The receptionist had, thankfully, remembered her glasses today and, after waiting a mere four and a half hours with only a seven month old copy of the Daily Mirror for entertainment, I was permitted to enter Doctor Featherington Smythe-Hart’s office.
‘Hello again, how are you?’ he said.
I glowered at him.
‘Oh, right, of course.’
I produced a notepad and wrote, ‘Is there anything else you can do?’ I handed it to him.
‘What’s that say, sir? I’ve not got my glasses on, can’t see a thing.’
I was ready for this, this time. I’d brought a magnifying glass from home. I took it from my back pocket and handed it to him. He studied the note.
‘Okay, then. First, how many words do you think you have left?’

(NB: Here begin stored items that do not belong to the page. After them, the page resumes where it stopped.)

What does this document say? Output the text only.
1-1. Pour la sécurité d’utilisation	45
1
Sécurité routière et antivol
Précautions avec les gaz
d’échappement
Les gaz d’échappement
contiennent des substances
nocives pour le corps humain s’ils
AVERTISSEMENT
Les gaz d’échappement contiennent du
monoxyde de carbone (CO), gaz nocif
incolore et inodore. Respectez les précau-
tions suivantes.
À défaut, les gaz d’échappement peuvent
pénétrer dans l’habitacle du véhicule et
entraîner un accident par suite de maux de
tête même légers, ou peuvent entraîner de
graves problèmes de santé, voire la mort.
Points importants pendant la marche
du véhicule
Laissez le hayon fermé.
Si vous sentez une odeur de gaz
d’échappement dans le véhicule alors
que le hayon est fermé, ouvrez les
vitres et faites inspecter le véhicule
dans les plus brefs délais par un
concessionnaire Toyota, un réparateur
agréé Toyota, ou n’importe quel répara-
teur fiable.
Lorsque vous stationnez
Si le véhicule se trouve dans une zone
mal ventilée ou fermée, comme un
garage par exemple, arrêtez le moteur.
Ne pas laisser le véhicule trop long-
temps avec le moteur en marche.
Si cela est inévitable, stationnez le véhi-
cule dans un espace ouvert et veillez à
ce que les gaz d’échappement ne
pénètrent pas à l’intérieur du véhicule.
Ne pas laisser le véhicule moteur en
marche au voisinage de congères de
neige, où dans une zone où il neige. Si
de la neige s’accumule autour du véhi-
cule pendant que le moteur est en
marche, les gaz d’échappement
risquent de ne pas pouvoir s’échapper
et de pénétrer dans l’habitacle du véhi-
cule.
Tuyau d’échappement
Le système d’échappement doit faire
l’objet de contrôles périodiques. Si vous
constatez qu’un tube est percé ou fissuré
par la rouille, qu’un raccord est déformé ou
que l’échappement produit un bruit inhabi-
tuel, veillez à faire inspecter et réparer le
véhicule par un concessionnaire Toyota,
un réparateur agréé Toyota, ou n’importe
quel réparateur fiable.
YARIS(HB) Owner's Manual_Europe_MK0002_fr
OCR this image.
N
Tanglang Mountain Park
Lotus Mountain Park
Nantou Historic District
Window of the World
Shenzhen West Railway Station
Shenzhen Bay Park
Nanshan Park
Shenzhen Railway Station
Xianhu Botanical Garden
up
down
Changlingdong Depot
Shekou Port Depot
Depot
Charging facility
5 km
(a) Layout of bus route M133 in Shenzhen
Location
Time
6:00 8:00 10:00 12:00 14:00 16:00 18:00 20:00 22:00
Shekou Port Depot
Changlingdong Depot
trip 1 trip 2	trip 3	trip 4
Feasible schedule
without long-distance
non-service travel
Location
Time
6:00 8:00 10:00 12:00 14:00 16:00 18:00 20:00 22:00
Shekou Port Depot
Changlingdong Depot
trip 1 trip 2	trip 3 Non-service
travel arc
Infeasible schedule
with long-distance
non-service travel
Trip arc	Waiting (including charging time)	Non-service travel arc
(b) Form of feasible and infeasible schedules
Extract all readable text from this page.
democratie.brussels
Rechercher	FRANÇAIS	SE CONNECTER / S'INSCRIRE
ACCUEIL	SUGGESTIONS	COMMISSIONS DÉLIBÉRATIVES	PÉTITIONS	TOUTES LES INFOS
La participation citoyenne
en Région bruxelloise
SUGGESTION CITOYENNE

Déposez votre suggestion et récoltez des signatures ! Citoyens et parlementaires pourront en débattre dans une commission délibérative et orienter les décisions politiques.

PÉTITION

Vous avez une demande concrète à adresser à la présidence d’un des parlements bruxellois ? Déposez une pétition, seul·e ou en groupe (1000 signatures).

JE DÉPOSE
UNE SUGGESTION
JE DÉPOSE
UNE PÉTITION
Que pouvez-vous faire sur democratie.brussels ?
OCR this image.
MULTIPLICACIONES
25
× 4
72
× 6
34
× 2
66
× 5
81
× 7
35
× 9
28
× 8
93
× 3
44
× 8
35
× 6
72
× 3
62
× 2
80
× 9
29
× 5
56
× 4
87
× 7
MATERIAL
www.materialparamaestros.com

I wrote down: ‘264 or 265. Do hyphens count as one word or two?’
‘Two,’ he said.
I glowered again.
‘Let’s check you out one more time, then,’ he said. He rummaged in his drawers – of his desk, that is – and produced the dreaded throat-scraping device. ‘I’ve just put fresh sandpaper on it,’ he added. He seemed almost happy about that.
Ten painful minutes later, he’d finished with the scraper. He’d also poked and prodded at the skin on the outside of my throat with a nasty little jabby device, leaving it looking like a colander. I expected that if I had a drink of water, I could do a neat impression of a fountain.
‘Did you say two hundred and sixty four words?’ asked the doctor.
‘Just that you’ve actually got considerably less left than that.’
It took all my power not to correct his ‘less’ to ‘fewer’. I shook my head to indicate there must be a mistake in his calculations.
‘Do you talk in your sleep?’ he said. ‘You really don’t have many words left.’
My eyes widened. Oh, no. I do talk in my sleep when I’m stressed. And I was certainly stressed, especially right now.
‘Shit!’ I screamed before I could stop myself, which really hurt my tender throat. And then I found myself unable to breathe. I turned blue in the face and collapsed to the floor, dead.
‘Just the one in fact,’ said the doctor. ‘Well, it was just the one.’